Le lycée Jules Guesde, quant à lui, a symbolisé cette énergie collective en recevant son prix national en mai 2026, avec une vidéo percutante sur un thème sociétal majeur. Il s’agit là d’un exemple probant montrant que les établissements peuvent devenir des laboratoires d’innovation civique à travers la sensibilisation au harcèlement.

Les retombées positives à moyen terme

L’impact des actions menées par les lauréats ne se limite pas à une simple augmentation de la sensibilisation.
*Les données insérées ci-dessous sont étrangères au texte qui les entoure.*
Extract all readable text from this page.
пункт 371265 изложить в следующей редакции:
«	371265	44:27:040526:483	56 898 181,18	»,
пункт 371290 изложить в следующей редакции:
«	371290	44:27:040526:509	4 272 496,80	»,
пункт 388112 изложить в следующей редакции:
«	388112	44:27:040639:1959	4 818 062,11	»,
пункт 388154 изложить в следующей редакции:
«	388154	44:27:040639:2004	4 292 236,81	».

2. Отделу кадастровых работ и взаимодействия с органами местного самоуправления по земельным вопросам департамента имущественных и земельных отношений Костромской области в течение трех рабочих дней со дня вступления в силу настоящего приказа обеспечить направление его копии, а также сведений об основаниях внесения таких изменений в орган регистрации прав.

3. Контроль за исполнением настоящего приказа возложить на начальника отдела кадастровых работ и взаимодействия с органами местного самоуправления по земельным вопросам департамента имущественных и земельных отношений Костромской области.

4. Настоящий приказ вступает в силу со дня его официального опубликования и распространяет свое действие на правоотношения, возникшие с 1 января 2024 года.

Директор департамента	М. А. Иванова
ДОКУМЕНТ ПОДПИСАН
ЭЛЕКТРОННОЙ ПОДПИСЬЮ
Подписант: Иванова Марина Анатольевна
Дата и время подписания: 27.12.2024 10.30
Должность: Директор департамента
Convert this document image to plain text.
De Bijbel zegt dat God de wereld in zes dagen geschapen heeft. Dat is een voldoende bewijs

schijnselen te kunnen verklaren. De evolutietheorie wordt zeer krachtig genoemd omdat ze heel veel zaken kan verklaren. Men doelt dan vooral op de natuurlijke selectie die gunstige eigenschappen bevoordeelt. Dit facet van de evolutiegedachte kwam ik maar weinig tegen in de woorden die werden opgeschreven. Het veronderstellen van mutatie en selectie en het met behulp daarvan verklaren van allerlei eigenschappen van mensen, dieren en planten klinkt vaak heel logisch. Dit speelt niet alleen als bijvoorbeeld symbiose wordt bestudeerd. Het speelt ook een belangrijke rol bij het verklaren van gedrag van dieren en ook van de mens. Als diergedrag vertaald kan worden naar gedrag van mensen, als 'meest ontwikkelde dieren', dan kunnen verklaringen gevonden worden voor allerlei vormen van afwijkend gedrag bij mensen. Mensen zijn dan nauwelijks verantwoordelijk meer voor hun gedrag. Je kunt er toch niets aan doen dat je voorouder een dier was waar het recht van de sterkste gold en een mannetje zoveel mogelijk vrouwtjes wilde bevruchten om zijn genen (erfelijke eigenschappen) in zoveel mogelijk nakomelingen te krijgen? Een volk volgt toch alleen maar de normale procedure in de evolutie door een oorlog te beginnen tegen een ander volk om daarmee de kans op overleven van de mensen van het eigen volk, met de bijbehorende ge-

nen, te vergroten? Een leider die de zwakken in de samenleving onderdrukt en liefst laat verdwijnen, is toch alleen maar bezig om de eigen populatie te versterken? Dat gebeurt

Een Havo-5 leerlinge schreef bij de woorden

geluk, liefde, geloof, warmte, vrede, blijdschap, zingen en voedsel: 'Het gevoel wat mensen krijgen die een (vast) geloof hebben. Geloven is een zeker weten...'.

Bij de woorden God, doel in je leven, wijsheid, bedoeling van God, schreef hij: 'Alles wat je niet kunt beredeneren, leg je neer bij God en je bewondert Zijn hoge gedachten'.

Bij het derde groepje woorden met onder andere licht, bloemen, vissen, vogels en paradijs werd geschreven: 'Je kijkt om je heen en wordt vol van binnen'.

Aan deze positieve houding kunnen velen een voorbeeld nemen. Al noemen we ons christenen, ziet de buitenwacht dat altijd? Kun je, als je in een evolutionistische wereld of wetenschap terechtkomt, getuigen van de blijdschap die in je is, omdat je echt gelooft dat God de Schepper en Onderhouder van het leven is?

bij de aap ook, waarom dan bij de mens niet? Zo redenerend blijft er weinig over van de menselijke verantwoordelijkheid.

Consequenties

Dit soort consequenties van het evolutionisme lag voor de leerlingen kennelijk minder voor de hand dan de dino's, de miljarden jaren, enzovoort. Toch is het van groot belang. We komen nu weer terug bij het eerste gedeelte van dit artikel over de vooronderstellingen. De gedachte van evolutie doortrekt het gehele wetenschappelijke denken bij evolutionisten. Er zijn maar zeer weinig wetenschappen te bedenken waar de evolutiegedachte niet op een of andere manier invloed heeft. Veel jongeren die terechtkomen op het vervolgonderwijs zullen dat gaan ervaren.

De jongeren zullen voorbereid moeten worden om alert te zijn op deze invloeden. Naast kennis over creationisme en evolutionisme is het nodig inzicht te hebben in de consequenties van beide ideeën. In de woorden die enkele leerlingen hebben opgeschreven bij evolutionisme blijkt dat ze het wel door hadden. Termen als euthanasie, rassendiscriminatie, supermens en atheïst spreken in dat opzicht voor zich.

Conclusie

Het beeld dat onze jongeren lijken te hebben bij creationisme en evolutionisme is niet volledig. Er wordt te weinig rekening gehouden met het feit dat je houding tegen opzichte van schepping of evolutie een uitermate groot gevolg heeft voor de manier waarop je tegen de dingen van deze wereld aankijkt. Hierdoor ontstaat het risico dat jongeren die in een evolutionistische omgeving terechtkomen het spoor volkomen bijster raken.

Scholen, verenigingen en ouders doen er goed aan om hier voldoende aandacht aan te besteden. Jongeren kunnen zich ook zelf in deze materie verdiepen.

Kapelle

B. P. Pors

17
De nombreux établissements impliqués observent une diminution tangible des incidents de harcèlement, meilleure prise en charge des victimes et renforcement de la solidarité entre élèves. Ces résultats concrétisent l’efficacité des stratégies combinées de prévention, dénonciation et soutien que promeut le concours.

Comment participer au concours « Non au harcèlement » ?

Le concours est ouvert à tous les élèves des écoles primaires aux lycées, ainsi qu’aux structures péri et extrascolaires. Chaque participant peut déposer une création originale sous forme d’affiche ou de vidéo de sensibilisation au harcèlement scolaire, en suivant les modalités définies chaque année par le ministère de l’Éducation nationale.

Quels sont les objectifs du dispositif pHARe ?

pHARe vise à prévenir le harcèlement, former les personnels éducatifs et les élèves ambassadeurs, et prendre en charge efficacement les situations de violence pour assurer un climat scolaire sain et sécurisé.

Quelles formes de violence scolaire le concours aborde-t-il ?

Le concours traite diverses formes de harcèlement, y compris le harcèlement verbal, physique, moral, cyberharcèlement, et des thématiques spécifiques telles que le revenge porn, comme démontré par le lycée Jules Guesde.

Quelle est l’importance de dénoncer la violence ?

Dénoncer la violence est un acte de courage et de solidarité qui permet de protéger les victimes, de sensibiliser la communauté scolaire, et de faire respecter la justice. Ce geste n’est jamais une trahison mais un moyen essentiel de lutte contre la violence.

Comment le ministère soutient-il les établissements dans cette lutte ?

Le ministère de l’Éducation nationale accompagne les établissements par des formations, la mise en œuvre du dispositif pHARe, la diffusion d’outils comme le numéro 3018, et la valorisation des initiatives via des concours et des récompenses.